There was a large party of animal-handlers in the courtyard of the apartment block; most of them trained in the arena rather than the field but the best that could be assembled in Rome on the present schedule. Vonones had as little confidence in their ability to capture the lizard-ape in time as he did in the hope that Lycon’s armor would preserve him for more than one swipe of the beast’s talons. A creature which could unlock a cage with its claws was unlikely to be seriously deterred by protection which did not cover the throat or the great arteries of its victim’s thighs.

Such benefit as the sword could bring would be effectively posthumous; and even that was doubtful.

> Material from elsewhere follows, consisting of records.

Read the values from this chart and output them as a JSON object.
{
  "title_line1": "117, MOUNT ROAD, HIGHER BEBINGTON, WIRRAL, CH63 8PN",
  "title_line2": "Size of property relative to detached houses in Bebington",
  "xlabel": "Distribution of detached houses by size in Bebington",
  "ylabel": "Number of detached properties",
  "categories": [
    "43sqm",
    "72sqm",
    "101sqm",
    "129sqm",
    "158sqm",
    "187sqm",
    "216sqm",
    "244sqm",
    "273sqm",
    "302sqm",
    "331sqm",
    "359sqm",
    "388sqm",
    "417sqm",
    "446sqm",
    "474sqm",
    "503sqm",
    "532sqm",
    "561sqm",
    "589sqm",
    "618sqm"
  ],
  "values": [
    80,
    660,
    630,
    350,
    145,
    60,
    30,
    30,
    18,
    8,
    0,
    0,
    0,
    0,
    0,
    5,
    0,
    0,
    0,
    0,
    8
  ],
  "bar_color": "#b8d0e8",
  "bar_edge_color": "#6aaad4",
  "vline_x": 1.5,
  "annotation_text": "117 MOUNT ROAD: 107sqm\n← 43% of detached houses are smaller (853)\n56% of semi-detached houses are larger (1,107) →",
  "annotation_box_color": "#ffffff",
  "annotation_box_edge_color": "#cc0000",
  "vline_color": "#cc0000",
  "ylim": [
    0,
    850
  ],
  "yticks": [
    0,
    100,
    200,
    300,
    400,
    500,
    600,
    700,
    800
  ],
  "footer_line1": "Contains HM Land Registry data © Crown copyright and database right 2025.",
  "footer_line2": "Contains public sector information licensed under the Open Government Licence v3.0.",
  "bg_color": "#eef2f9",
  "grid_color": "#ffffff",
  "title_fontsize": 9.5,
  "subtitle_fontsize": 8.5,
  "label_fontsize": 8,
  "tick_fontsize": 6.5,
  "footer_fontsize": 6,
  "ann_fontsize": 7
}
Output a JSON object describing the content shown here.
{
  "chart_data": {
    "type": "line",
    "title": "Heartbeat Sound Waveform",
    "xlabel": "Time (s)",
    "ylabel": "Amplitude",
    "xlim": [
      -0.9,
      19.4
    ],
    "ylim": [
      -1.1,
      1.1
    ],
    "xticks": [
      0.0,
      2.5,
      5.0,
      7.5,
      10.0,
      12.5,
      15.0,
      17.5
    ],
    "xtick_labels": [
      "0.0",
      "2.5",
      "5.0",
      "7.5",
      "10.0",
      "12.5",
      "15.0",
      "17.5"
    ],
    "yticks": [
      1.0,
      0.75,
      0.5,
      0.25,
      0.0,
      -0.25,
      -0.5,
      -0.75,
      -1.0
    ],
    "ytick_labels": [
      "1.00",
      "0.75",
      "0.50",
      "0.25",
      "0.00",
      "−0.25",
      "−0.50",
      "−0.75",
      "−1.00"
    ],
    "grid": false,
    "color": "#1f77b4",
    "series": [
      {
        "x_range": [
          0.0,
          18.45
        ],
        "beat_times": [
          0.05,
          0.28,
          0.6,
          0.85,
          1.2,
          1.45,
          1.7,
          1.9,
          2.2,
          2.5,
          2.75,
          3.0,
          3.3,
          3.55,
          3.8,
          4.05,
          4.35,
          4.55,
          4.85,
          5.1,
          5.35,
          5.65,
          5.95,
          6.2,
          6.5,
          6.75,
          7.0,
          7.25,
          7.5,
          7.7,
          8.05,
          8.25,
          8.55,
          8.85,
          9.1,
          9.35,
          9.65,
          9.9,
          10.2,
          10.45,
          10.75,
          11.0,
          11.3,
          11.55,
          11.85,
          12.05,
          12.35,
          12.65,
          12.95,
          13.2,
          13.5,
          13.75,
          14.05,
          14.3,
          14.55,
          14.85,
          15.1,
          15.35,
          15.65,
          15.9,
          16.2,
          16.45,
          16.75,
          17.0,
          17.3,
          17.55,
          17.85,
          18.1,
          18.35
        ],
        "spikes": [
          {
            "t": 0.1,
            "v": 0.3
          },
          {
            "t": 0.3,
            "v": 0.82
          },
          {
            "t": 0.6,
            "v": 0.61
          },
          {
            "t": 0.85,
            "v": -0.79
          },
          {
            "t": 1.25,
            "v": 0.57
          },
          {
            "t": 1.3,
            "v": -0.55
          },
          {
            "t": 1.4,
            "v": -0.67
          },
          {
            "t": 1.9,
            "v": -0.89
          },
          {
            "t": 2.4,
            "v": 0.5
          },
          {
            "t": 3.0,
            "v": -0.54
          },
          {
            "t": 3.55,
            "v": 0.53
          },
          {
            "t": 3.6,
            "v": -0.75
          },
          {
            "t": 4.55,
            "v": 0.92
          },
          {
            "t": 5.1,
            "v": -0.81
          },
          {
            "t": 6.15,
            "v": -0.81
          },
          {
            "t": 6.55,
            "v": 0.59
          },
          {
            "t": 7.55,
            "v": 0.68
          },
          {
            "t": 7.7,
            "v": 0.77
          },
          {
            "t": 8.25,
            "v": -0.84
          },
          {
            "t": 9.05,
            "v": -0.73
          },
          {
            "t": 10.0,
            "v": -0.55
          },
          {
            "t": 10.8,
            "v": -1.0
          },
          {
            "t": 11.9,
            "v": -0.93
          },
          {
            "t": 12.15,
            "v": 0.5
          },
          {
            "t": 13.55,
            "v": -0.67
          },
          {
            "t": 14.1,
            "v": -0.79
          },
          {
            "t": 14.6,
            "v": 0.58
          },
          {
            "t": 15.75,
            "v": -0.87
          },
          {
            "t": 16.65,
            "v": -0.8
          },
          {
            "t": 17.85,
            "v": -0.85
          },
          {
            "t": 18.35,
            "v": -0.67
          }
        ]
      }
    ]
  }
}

N’Sumu opened the sanctuary door whose corroded hinges had proven more of an obstacle than the padlock which Lycon had struck off in preparation for this night. Temples were centers of ceremony, not worship. In all likelihood, this sanctuary had not been opened in eighty years, ever since the Emperor Augustus had refurbished and rededicated it and scores of similar temples in superficial homage to the ancient values which his programs were undermining.

The door had double leaves which pivoted inward. Before they had swung open a hand’s breadth—too narrow a slit to pass even a creature as lithe as the sauropithecus—the Egyptian paused. A beam of light, tinged slightly with blue and seemingly as palpable as a jet of water, gushed into the sanctuary and flooded the walls, floor, and ceiling. Only then did N’Sumu open the door leaves the rest of the way so that he and the Armenian could enter. The light appeared to have come from somewhere on his chest; but his toga was unmarked and unremarkable, and Vonones had only memory and the afterimage to assure him that the light had existed at all.